Vehicles, not stubble, driving daily pollution spikes in Delhi: Study

New Delhi: Even with farm fires at multi-year lows, Delhi-NCR’s winter air remains dangerously polluted. For most of October and November, air quality levels oscillated between ‘very poor’ and ‘severe’, driven largely by a “toxic cocktail” of PM2.5, nitrogen dioxide (NO2) and carbon monoxide (CO), primarily emitted from vehicles and other local sources.

According to a new analysis by the Centre for Science and Environment (CSE), at least 22 air-quality monitoring stations in Delhi recorded CO levels above permissible limits on more than 30 of the 59 days assessed. Dwarka Sector 8 logged the highest number of breaches at 55 days, followed by Jahangirpuri and Delhi University’s North Campus at 50 days each.

The report also highlights a troubling rise in pollution hotspots. In 2018, only 13 locations were officially designated as hotspots. Now, several areas consistently record pollution levels far above the city average. Jahangirpuri emerged as Delhi’s most polluted hotspot, with an annual PM2.5 average of 119 µg/m³, followed by Bawana and Wazirpur (113 µg/m³), Anand Vihar (111 µg/m³), and Mundka, Rohini, and Ashok Vihar (101–103 µg/m³). New hotspots flagged by CSE include Vivek Vihar, Alipur, Nehru Nagar, Siri Fort, Dwarka Sector 8, and Patparganj.

Smaller towns in the NCR also recorded prolonged smog events. Bahadurgarh experienced the longest continuous episode, lasting 10 days from November 9 to 18, indicating the region increasingly behaves as a single airshed with uniformly high pollution levels.

CSE’s assessment finds that early winter pollution has plateaued at unhealthy levels, driven mainly by local emissions, even as stubble burning has declined significantly. The analysis, based on CPCB data, shows that PM2.5 levels rose and fell almost in tandem with NO2 during peak traffic hours (7–10 am and 6–9 pm), while CO frequently breached the eight-hour standard across several locations.

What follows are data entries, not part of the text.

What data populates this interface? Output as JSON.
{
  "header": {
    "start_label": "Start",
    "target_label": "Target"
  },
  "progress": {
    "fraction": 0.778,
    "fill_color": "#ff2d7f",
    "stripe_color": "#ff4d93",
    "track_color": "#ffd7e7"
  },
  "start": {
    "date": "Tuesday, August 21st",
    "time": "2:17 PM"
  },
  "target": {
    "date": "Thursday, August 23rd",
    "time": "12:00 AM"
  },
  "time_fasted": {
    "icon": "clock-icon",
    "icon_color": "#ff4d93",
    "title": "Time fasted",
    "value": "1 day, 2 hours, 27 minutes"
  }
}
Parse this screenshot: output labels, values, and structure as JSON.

“This synchronised pattern reinforces that particulate pollution spikes are being fuelled daily by traffic-related emissions of NO2 and CO, especially under low-dispersion conditions,” said Anumita Roychowdhury, Executive Director (Research and Advocacy), CSE. She added, “Yet, winter control efforts remain dominated by dust measures, with weak action on vehicles, industry, waste burning and solid fuels.”

Stubble burning in Punjab and Haryana was subdued this year, partly due to floods disrupting the crop cycle. For most of early winter, farm fires contributed less than 5 per cent to Delhi’s pollution, rising to 5–15 per cent on some days, and peaking at 22 per cent on November 12–13. While this decline prevented extreme spikes, it had little effect on daily air quality. PM2.5 remained the dominant pollutant on 34 days, followed by PM10 on 25 days, ozone on 13 days, and CO on two days.

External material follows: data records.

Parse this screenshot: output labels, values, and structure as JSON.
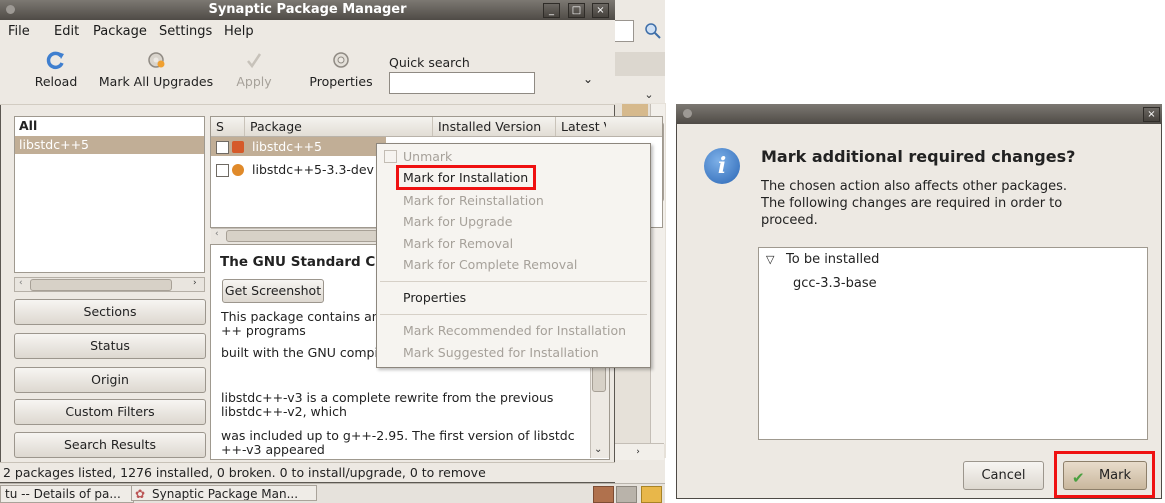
{
  "synaptic": {
    "title": "Synaptic Package Manager",
    "window_buttons": [
      "_",
      "□",
      "×"
    ],
    "menu": [
      "File",
      "Edit",
      "Package",
      "Settings",
      "Help"
    ],
    "toolbar": {
      "reload": "Reload",
      "mark_all_upgrades": "Mark All Upgrades",
      "apply": "Apply",
      "properties": "Properties",
      "quick_search_label": "Quick search",
      "quick_search_value": ""
    },
    "filters": {
      "all": "All",
      "selected": "libstdc++5"
    },
    "side_buttons": [
      "Sections",
      "Status",
      "Origin",
      "Custom Filters",
      "Search Results"
    ],
    "table": {
      "headers": [
        "S",
        "Package",
        "Installed Version",
        "Latest V"
      ],
      "rows": [
        {
          "name": "libstdc++5",
          "selected": true
        },
        {
          "name": "libstdc++5-3.3-dev",
          "selected": false
        }
      ]
    },
    "description": {
      "title": "The GNU Standard C",
      "screenshot_button": "Get Screenshot",
      "lines": [
        "This package contains an",
        "++ programs",
        "built with the GNU compi",
        "libstdc++-v3 is a complete rewrite from the previous",
        "libstdc++-v2, which",
        "was included up to g++-2.95. The first version of libstdc",
        "++-v3 appeared"
      ]
    },
    "status": "2 packages listed, 1276 installed, 0 broken. 0 to install/upgrade, 0 to remove",
    "context_menu": [
      {
        "label": "Unmark",
        "enabled": false
      },
      {
        "label": "Mark for Installation",
        "enabled": true,
        "highlighted": true
      },
      {
        "label": "Mark for Reinstallation",
        "enabled": false
      },
      {
        "label": "Mark for Upgrade",
        "enabled": false
      },
      {
        "label": "Mark for Removal",
        "enabled": false
      },
      {
        "label": "Mark for Complete Removal",
        "enabled": false
      },
      {
        "label": "Properties",
        "enabled": true
      },
      {
        "label": "Mark Recommended for Installation",
        "enabled": false
      },
      {
        "label": "Mark Suggested for Installation",
        "enabled": false
      }
    ]
  },
  "taskbar": {
    "items": [
      "tu -- Details of pa...",
      "Synaptic Package Man..."
    ]
  },
  "dialog": {
    "close": "×",
    "heading": "Mark additional required changes?",
    "body_lines": [
      "The chosen action also affects other packages.",
      "The following changes are required in order to",
      "proceed."
    ],
    "tree_parent": "To be installed",
    "tree_child": "gcc-3.3-base",
    "cancel_label": "Cancel",
    "mark_label": "Mark"
  },
  "colors": {
    "selection": "#c1ae96",
    "highlight": "#ef1111",
    "window_bg": "#ede9e3"
  }
}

Despite reduced firecracker use and limited farm-fire impact, average pollution levels showed almost no improvement compared to past winters. PM2.5 levels for October–November were about 9 per cent lower than last year, but compared to the three-year baseline, no meaningful progress was observed. Between 2018 and 2020, PM2.5 levels had steadily declined, partly due to the pandemic, but since 2021–22, annual averages have plateaued. In 2024, the annual average surged to 104.7 µg/m³, reversing earlier gains.

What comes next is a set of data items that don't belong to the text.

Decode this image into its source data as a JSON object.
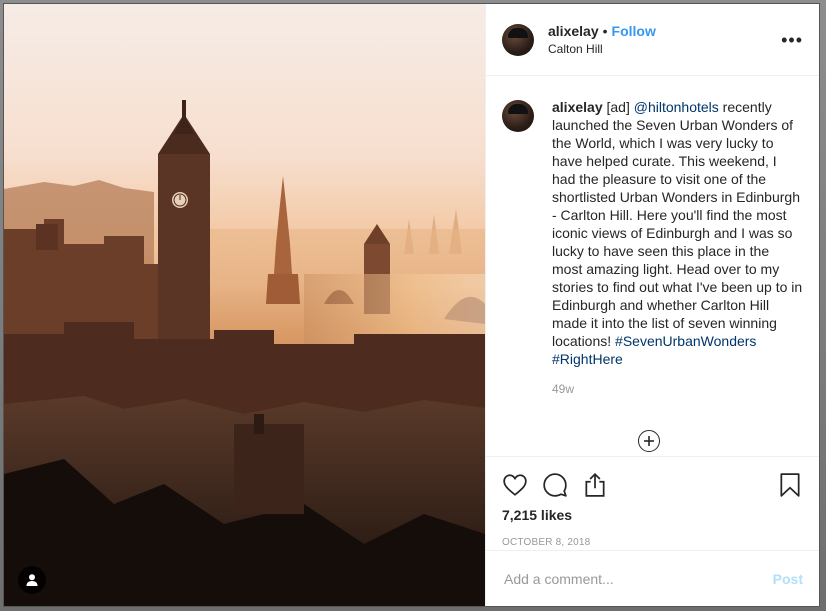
{
  "post": {
    "username": "alixelay",
    "separator": "•",
    "follow_label": "Follow",
    "location": "Calton Hill",
    "more_label": "•••",
    "caption": {
      "username": "alixelay",
      "ad_tag": "[ad]",
      "mention": "@hiltonhotels",
      "text": " recently launched the Seven Urban Wonders of the World, which I was very lucky to have helped curate. This weekend, I had the pleasure to visit one of the shortlisted Urban Wonders in Edinburgh - Carlton Hill. Here you'll find the most iconic views of Edinburgh and I was so lucky to have seen this place in the most amazing light. Head over to my stories to find out what I've been up to in Edinburgh and whether Carlton Hill made it into the list of seven winning locations! ",
      "hashtag1": "#SevenUrbanWonders",
      "hashtag2": "#RightHere"
    },
    "age": "49w",
    "likes": "7,215 likes",
    "date": "OCTOBER 8, 2018",
    "comment_placeholder": "Add a comment...",
    "post_label": "Post"
  },
  "icons": {
    "like": "heart-icon",
    "comment": "comment-icon",
    "share": "share-icon",
    "save": "bookmark-icon",
    "more": "plus-circle-icon",
    "user_tag": "user-icon"
  },
  "colors": {
    "link": "#003569",
    "follow": "#3897f0",
    "post_disabled": "#b2dffc"
  }
}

The report recommends deep structural measures to curb emissions across sectors, including time-bound electrification targets, scrapping older vehicles, expanding public transport and last-mile connectivity, and improving walking and cycling infrastructure. It also calls for parking caps, congestion taxes, cleaner industrial fuels, lower gas taxes, elimination of waste burning, better waste segregation, and remediation of legacy dumps.

On Monday, Delhi’s AQI at 3 pm stood at 303, placing it in the ‘very poor’ category, according to the CPCB air quality bulletin.